Professors wonder how much change there will be with Obama administration

WALTHAM, Mass. – Barack Obama’s election is a watershed event in U.S. history, but it does not assure that American society will be transformed for the better, a panel of Brandeis politics, history and economics professors concluded at a recent forum on the election results.

About 140 students, faculty and alumni crowded Rapaporte Treasure Hall to hear the discussion, which was part of the Brandeis Spotlight Forum series. The event was moderated by Guy Raz ’96, a veteran foreign correspondent who is on leave as National Public Radio’s Pentagon correspondent.

"We have to see how it’s going to be, how he governs," said Peniel Joseph, an associate professor of African and Afro-American studies who achieved national prominence during the campaign as an analyst for PBS and a source for leading journalists.

"We also have to see what this isn’t," Joseph cautioned. "People are talking about the end of racism. I don’t think it is necessarily going to be that.

"Obama’s victory doesn’t eliminate poverty, it doesn’t make Harvard or Brandeis hire more black faculty, which they should," Joseph said. While the first press conference, the first State of the Union message, and the first family pictures from the White House all will be historic, "if there is no difference between 2009 and 2013 in the number African Americans in positions of power, then we will have to question the transformative influence."

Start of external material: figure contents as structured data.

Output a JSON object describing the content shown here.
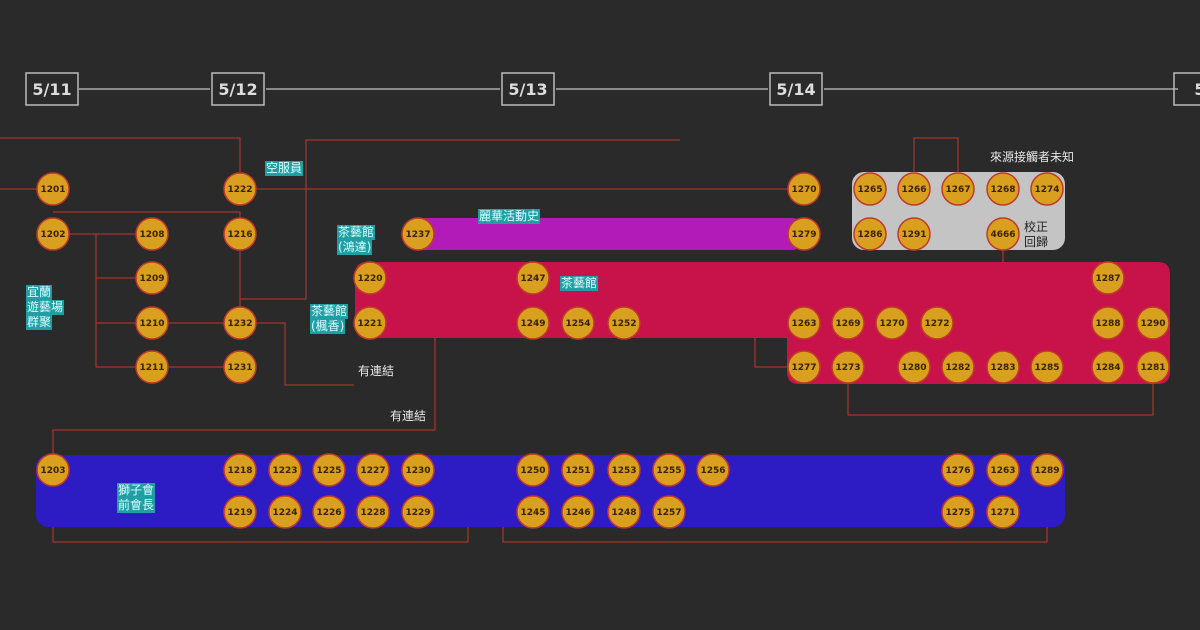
{
  "dates": [
    "5/11",
    "5/12",
    "5/13",
    "5/14",
    "5"
  ],
  "nodes": [
    "1201",
    "1202",
    "1203",
    "1208",
    "1209",
    "1210",
    "1211",
    "1222",
    "1216",
    "1232",
    "1231",
    "1237",
    "1220",
    "1221",
    "1247",
    "1249",
    "1254",
    "1252",
    "1270",
    "1279",
    "1265",
    "1266",
    "1267",
    "1268",
    "1274",
    "1286",
    "1291",
    "4666",
    "1287",
    "1263",
    "1269",
    "1270",
    "1272",
    "1288",
    "1290",
    "1277",
    "1273",
    "1280",
    "1282",
    "1283",
    "1285",
    "1284",
    "1281",
    "1218",
    "1223",
    "1225",
    "1227",
    "1230",
    "1219",
    "1224",
    "1226",
    "1228",
    "1229",
    "1250",
    "1251",
    "1253",
    "1255",
    "1256",
    "1245",
    "1246",
    "1248",
    "1257",
    "1276",
    "1263",
    "1289",
    "1275",
    "1271"
  ],
  "tags": [
    [
      "空服員"
    ],
    [
      "茶藝館",
      "(鴻達)"
    ],
    [
      "茶藝館",
      "(楓香)"
    ],
    [
      "宜蘭",
      "遊藝場",
      "群聚"
    ],
    [
      "茶藝館"
    ],
    [
      "麗華活動史"
    ],
    [
      "獅子會",
      "前會長"
    ]
  ],
  "notes": [
    [
      "來源接觸者未知"
    ],
    [
      "有連結"
    ],
    [
      "有連結"
    ],
    [
      "校正",
      "回歸"
    ]
  ]
}
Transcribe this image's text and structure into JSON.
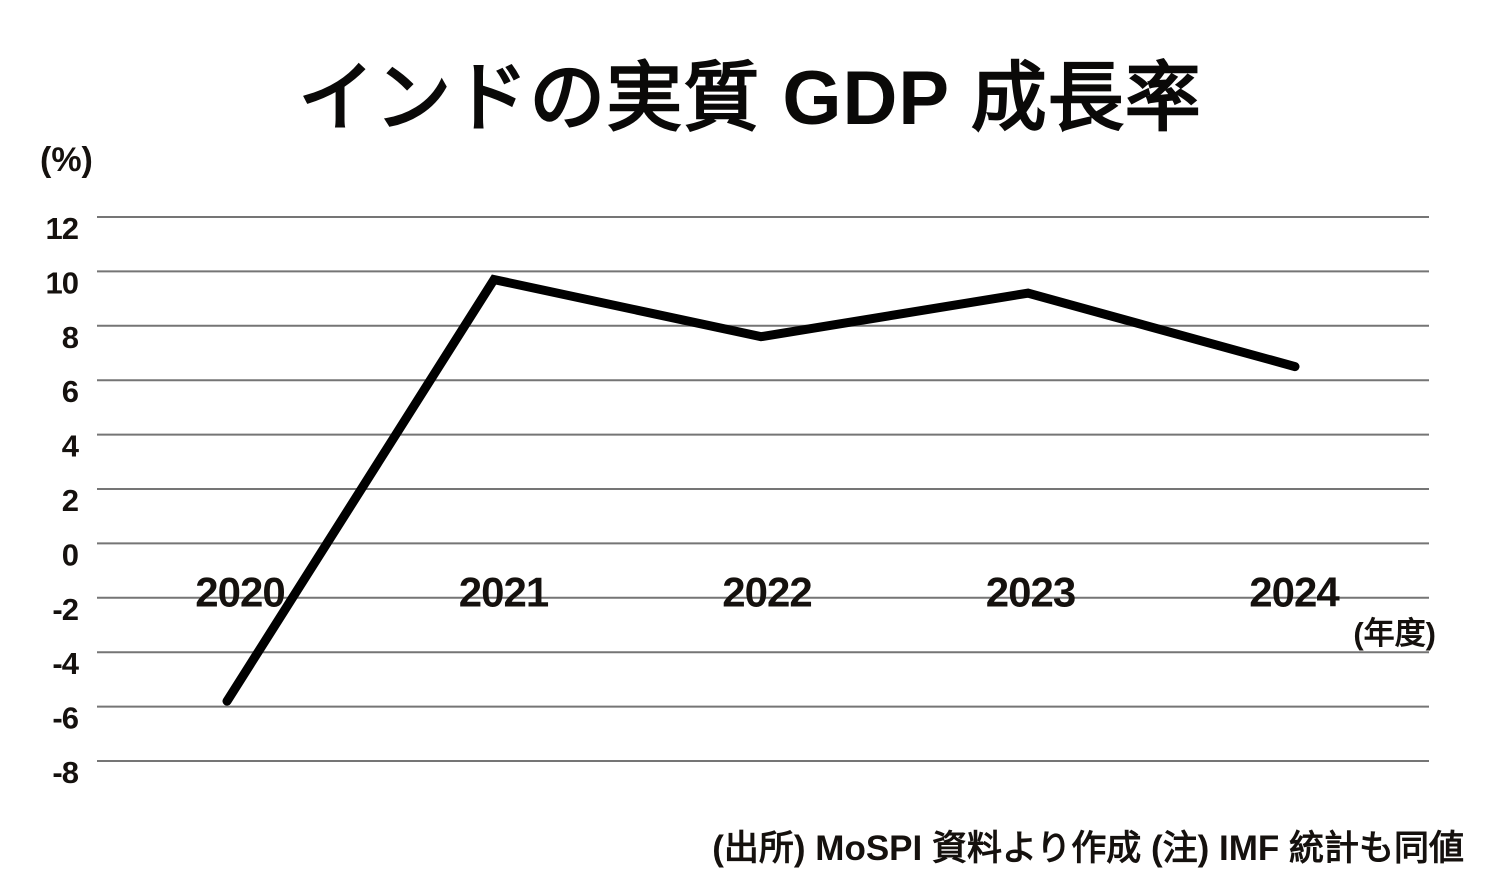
{
  "chart": {
    "title": "インドの実質 GDP 成長率",
    "y_axis_unit": "(%)",
    "x_axis_unit": "(年度)",
    "footnote": "(出所) MoSPI 資料より作成  (注) IMF 統計も同値"
  },
  "chart_data": {
    "type": "line",
    "title": "インドの実質 GDP 成長率",
    "categories": [
      "2020",
      "2021",
      "2022",
      "2023",
      "2024"
    ],
    "values": [
      -5.8,
      9.7,
      7.6,
      9.2,
      6.5
    ],
    "series_name": "インドの実質GDP成長率",
    "xlabel": "年度",
    "ylabel": "%",
    "yticks": [
      12,
      10,
      8,
      6,
      4,
      2,
      0,
      -2,
      -4,
      -6,
      -8
    ],
    "ylim": [
      -8,
      12
    ],
    "grid": true,
    "legend_position": "none",
    "line_color": "#000000",
    "grid_color": "#757575",
    "text_color": "#15110e",
    "background_color": "#ffffff"
  }
}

John Ballantine Jr., a senior lecturer at Brandeis International Business School, said that it is unclear whether the election will be a transformative event or merely a swing of the political pendulum toward the center or center-left.

Franklin Delano Roosevelt created a new American system out of the ruins of the economic crash of the 1930s, but the role FDR carved out for government was deeply resented by a core of Americans who finally succeeded in undoing Roosevelt’s New Deal with the Reagan Revolution of the 1980s and the deregulatory fervor that started with President Reagan and continued through the administration of George W. Bush.

Now, with the country already in deep economic difficulty and a wave of bankruptcies, recession and panic in prospect, Obama will not easily be able to finance the changes in energy, health-care and taxation policies that he has promised, Ballantine said.

Mingus Mapps, an assistant professor of politics, presented extensive analysis of data from the last quarter-century and from this week’s balloting and asserted that the Republican Party is in much deeper trouble than the loss of a single presidential election might indicate.

The data show that many people of color – whose proportion in American society is steadily increasing – have formed solid loyalties to the Democratic Party. Alleged resentment of Obama by Hillary Clinton supporters and of blacks by Latinos – both subjects much discussed during the campaign – did not materialize on Election Day, when Obama ran extremely well among women and Hispanics.

Much racial and gender polarization exists in the electorate and was apparent in the primaries, Mapps said, but this did not negatively affect the Democrats in the final contest. The fact that the Democrats could put a black candidate at the top of the ticket and not drive other types of voters away makes this ``an important historic and symbolic moment,’’ he said.

Meanwhile, "the Republicans are in a demographic trap," Mapps said. "The Republican strategy is about maintaining as a base a group [whites] that is becoming more and more of a minority."

Jill Greenlee, an assistant professor of politics who studies women in politics, said the 2008 campaign was not remarkable in terms of voting patterns among women, who since the 1980s have consistently supported the Democratic Party in greater proportions than men. Nevertheless, the 56 percent to 43 percent margin by which women favored the Democratic ticket was very significant, Greenlee said.

She pointed out that women achieved record levels of membership in both houses of Congress in this week’s voting, but those numbers have long been on a steady, incremental rise.

Young voters, however, were a major new factor, Greenlee said. The youth vote was more heavily Democratic – 66 percent to 31 percent – than ever before, and young volunteers using new technologies were the backbone of the campaign.

She, too, said it remains to be seen whether Obama’s victory "is a lasting change or a blip on the screen."

If new young voters attach themselves strongly to the Democratic Party and continue the activism they demonstrated in the campaign, Greenlee said, "this could mean a sea-change."